Вера Чайковская – Божественные злокозненности (страница 8)
— Да, да, да.
В ее голосе слышалась глухая отчаянная безнадежность. Да и самому вдруг все это показалось страшно скучным, пресным, лишенным того электричества, которое и делает живое живым. Но ведь был же, был у них выход! Ведь она сама преподавала теперь эту веселую науку, огрубляя и упрощая ее для толпы, делая ее общедоступным наркотиком, наркотиком короткого действия, как сказал бы Мацуков. Науку детских снов, без которых им — тонким, вибрирующим, нервным, — не прожить и дня. Им было, было куда бежать. В огромный мир, отсутствующий на глобусе. Ее акварели, как губка, впитали их общие сны, безнадежно обманувшие в жизни. Он нетерпеливо, нервно сжал ее мокрые от слез пальцы. Что за детская манера вытирать слезы пальцами! Вынул платок и, наклонившись, неудержимо, ненасытно вглядываясь в это ускользающее, изменчивое лицо — и совсем детское, сияющее, несмотря на рыдания, и грустно-умудренное, — вытер ей щеки, как вытирал своим близняшкам. Что за реки слез! Бежим. Я догоняю.
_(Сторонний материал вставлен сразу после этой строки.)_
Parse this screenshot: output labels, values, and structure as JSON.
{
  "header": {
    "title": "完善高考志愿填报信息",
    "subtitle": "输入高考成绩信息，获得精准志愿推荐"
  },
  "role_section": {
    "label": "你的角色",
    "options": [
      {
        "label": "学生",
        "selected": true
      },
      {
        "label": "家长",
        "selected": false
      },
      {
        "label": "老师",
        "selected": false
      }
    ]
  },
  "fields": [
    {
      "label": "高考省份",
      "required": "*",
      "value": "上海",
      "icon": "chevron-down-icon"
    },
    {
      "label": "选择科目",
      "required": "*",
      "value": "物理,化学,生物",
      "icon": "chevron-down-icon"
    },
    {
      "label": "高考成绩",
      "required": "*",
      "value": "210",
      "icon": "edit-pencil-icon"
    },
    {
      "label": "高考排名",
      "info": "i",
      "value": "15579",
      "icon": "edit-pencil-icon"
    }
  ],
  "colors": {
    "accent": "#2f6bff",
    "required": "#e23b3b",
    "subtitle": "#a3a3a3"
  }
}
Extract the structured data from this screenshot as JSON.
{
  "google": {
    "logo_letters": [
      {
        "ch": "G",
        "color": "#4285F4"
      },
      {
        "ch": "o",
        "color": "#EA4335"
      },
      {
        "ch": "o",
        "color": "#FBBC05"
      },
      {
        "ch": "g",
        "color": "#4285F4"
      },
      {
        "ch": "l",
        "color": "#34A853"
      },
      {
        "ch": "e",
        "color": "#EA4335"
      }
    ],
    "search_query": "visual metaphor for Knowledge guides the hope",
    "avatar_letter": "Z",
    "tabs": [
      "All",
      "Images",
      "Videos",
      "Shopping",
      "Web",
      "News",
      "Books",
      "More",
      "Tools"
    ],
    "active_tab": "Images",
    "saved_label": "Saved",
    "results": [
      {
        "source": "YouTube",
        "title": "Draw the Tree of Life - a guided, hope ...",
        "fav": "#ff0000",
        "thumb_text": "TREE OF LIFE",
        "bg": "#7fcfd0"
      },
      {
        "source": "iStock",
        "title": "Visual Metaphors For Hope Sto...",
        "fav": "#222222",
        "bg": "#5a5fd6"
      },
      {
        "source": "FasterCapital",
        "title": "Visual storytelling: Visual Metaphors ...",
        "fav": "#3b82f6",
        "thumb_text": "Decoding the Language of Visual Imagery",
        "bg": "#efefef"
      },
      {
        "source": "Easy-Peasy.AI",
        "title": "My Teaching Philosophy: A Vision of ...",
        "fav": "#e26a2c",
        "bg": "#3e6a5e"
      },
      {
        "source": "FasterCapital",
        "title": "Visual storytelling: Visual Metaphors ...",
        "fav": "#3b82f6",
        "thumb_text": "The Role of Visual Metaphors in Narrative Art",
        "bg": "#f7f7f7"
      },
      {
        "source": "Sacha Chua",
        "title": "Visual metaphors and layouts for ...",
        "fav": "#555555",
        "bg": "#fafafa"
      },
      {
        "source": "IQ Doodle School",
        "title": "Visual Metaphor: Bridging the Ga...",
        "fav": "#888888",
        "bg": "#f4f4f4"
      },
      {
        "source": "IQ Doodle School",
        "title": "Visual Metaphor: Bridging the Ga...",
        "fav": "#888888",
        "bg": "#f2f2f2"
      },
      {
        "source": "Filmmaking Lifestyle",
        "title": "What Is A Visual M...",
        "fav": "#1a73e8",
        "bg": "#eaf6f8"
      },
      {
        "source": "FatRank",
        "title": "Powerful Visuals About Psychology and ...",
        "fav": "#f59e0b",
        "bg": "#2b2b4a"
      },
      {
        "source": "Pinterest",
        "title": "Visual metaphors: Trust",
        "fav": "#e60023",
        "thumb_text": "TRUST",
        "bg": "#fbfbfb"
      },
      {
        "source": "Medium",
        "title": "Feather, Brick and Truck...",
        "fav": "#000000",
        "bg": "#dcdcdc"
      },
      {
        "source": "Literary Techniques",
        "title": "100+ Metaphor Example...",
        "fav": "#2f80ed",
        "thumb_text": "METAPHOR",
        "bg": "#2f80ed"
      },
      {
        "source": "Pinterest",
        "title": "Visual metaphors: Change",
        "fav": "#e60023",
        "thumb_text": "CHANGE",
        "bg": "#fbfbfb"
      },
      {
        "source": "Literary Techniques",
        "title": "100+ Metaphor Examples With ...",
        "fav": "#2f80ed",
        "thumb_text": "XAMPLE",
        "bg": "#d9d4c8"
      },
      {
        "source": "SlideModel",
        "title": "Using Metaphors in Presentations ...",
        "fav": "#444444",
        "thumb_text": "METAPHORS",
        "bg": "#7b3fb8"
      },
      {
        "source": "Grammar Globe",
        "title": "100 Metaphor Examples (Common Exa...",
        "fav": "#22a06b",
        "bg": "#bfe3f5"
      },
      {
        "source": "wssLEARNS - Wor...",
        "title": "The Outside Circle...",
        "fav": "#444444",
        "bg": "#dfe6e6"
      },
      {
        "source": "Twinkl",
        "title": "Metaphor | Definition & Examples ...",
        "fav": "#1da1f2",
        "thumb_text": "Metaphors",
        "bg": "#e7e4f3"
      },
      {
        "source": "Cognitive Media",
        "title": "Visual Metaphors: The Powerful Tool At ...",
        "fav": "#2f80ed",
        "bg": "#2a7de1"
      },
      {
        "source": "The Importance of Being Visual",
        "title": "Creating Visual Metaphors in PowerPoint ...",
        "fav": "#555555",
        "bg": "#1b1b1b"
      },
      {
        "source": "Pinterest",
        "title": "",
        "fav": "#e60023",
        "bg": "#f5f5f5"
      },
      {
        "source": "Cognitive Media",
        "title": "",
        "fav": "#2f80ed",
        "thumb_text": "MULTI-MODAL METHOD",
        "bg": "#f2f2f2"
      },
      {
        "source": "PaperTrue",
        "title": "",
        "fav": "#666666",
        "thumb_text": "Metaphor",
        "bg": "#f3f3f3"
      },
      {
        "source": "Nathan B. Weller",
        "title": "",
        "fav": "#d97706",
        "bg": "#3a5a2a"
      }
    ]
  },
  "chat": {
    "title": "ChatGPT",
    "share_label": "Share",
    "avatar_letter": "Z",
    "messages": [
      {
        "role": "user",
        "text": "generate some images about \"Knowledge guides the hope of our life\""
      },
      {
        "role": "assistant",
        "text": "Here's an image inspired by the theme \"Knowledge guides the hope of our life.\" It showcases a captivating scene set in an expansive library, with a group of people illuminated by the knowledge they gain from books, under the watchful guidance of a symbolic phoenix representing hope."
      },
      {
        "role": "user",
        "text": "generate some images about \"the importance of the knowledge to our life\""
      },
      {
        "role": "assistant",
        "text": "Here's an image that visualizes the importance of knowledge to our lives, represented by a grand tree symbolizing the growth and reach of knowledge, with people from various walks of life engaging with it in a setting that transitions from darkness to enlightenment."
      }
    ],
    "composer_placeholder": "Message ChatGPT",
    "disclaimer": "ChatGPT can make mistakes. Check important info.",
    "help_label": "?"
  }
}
…Быстрее, ведь он сейчас осалит, осалит! Если догонит, то обязательно поцелует. Ого, как помчалась! Обязательно! В щеку или в нос. У тебя, между прочим, сегодня с утра все губы были в малине. И в яичнице. Не умываешься, да? Он поцелует в губы, берегись!
Кто-то громко постучал в дверь. Ах, это, наверное, мама после работы решила поехать не домой, а на дачу. А у тебя на щеке красное пятнышко. Это от моего укуса. Я ядовитый. Я тебя укусил в щеку, и теперь щеку раздует. Вот дурочка, да не плачь! Я ведь все придумываю. Держи яблоко. Дичок. Специально срывал для тебя, у пруда. Кислое, да? Я люблю маму, тебя и Тузика. Тузика больше всех. Нет, маму. Маму и тебя. И Тузика. Я вас всегда, всегда… Где болит? Давай подую, — и пройдет. Здесь?
Внезапно вспыхнул свет (или Максиму только показалось?), словно озаривший все уголки уже пройденного и еще предстоящего пути. О, это странное, точно предсмертное состояние, когда все времена сошлись. Ты и в детстве, и совсем взрослый, и зрелый, как теперь, и словно бы достигший последнего залетейского рубежа, когда уже ничего не страшно и ничего не нужно…
И в тот самый миг, когда он гнался по солнечному лугу за маленькой полненькой Валечкой, ободравшей во время погони коленку, и утешая ее, плачущую, в дачном доме на веранде, одной рукой гладил ее по черненькой головке, а другой ласково трепал прибежавшего со двора и ревниво повизгивающего Тузика, — в тот миг взрослый Максим представил себе почти невероятное по сладости и отчаянию объятие его, юного и сурового, с той прежней строгой и неприступной Валентиной Михайловной, вызвавшее мгновенные слезы у обоих — так это было внезапно, ненужно, желанно… И еще объятие, тоже запредельное, — его теперешнего, взрослого, пожившего, скептичного и бесконечно неутоленного и ее, рыжеволосой и словно бы сбросившей груз лет, легкой, повеселевшей и излучающей любовь…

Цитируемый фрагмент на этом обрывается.